Like Abraham God has placed a test in front of me. Am I willing to lay down the very thing that I desire most? Is the fear of God in me so much that I would lay down the exact thing that he has promised me, because being obedient to the Lord is more important than any other path I could take.

The answer is yes. If I have learned anything in life as I walk with the Lord is this, though the pain of breaking may be excruciating at times, a healed wound is stronger that the old. As I begin to walk deeper with the Lord, He is calling me to trust him more. And that I will do, trust that the will of the Lord is much greater than any plan I could ever fathom. I will believe in the power of the one true God, the God who never fails.

About a year ago, God gave me a vision of my husband. It wasn't hazy at all, in fact it was the complete opposite, it was him, all of him, clear as day. Something I had been praying for, for a few years now. Not only did He give me a vision of my husband, but He also told me to go on the World Race. (Here’s where the obedience part kicks in) Laying down something I had longed for in order to relentlessly pursue the very God who gave me the vision in the first place.
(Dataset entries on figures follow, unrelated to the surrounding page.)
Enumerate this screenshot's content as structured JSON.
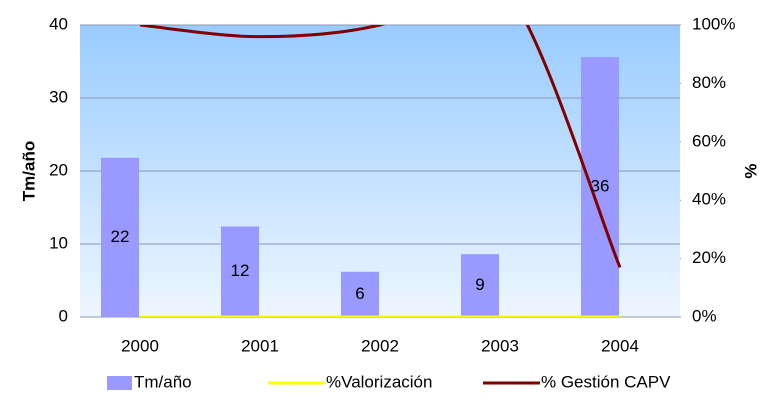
{
  "chart_data": {
    "type": "bar",
    "categories": [
      "2000",
      "2001",
      "2002",
      "2003",
      "2004"
    ],
    "series": [
      {
        "name": "Tm/año",
        "type": "bar",
        "color": "#9999ff",
        "values": [
          21.8,
          12.4,
          6.2,
          8.6,
          35.6
        ],
        "value_labels": [
          "22",
          "12",
          "6",
          "9",
          "36"
        ]
      },
      {
        "name": "%Valorización",
        "type": "line",
        "axis": "y2",
        "color": "#ffff00",
        "values": [
          0,
          0,
          0,
          0,
          0
        ]
      },
      {
        "name": "% Gestión CAPV",
        "type": "line",
        "axis": "y2",
        "color": "#800000",
        "values": [
          100,
          96,
          100,
          115,
          17
        ]
      }
    ],
    "ylabel": "Tm/año",
    "y2label": "%",
    "ylim": [
      0,
      40
    ],
    "yticks": [
      0,
      10,
      20,
      30,
      40
    ],
    "y2lim": [
      0,
      100
    ],
    "y2ticks": [
      {
        "value": 0,
        "label": "0%"
      },
      {
        "value": 20,
        "label": "20%"
      },
      {
        "value": 40,
        "label": "40%"
      },
      {
        "value": 60,
        "label": "60%"
      },
      {
        "value": 80,
        "label": "80%"
      },
      {
        "value": 100,
        "label": "100%"
      }
    ],
    "grid": true,
    "legend": "bottom"
  }
}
I’m heading into my 3rd month on the field and I can say, with all my heart, that this is the best thing that ever happened to me. Have thoughts entered into my mind about my future? Yes. Have I pondered about what being married would be like? Yes.

The bible says to “Take every thought captive” and that is what I have been doing. God has me in this season for a reason, and He has the perfect match for me, but for now I am married to Christ, wholly His until perfect timing brings my husband to me.

My question to you as you read this is, is there anything in your life that God is calling you to lay down? Is it a fleshly desire, a complication in a relationship, the desire for another child, the longing to be perfect, and so on? I encourage you to lay down all your burdens before the Lord, for your yoke is heavy, but His is light. Lay it down before the Lord and He will care for you.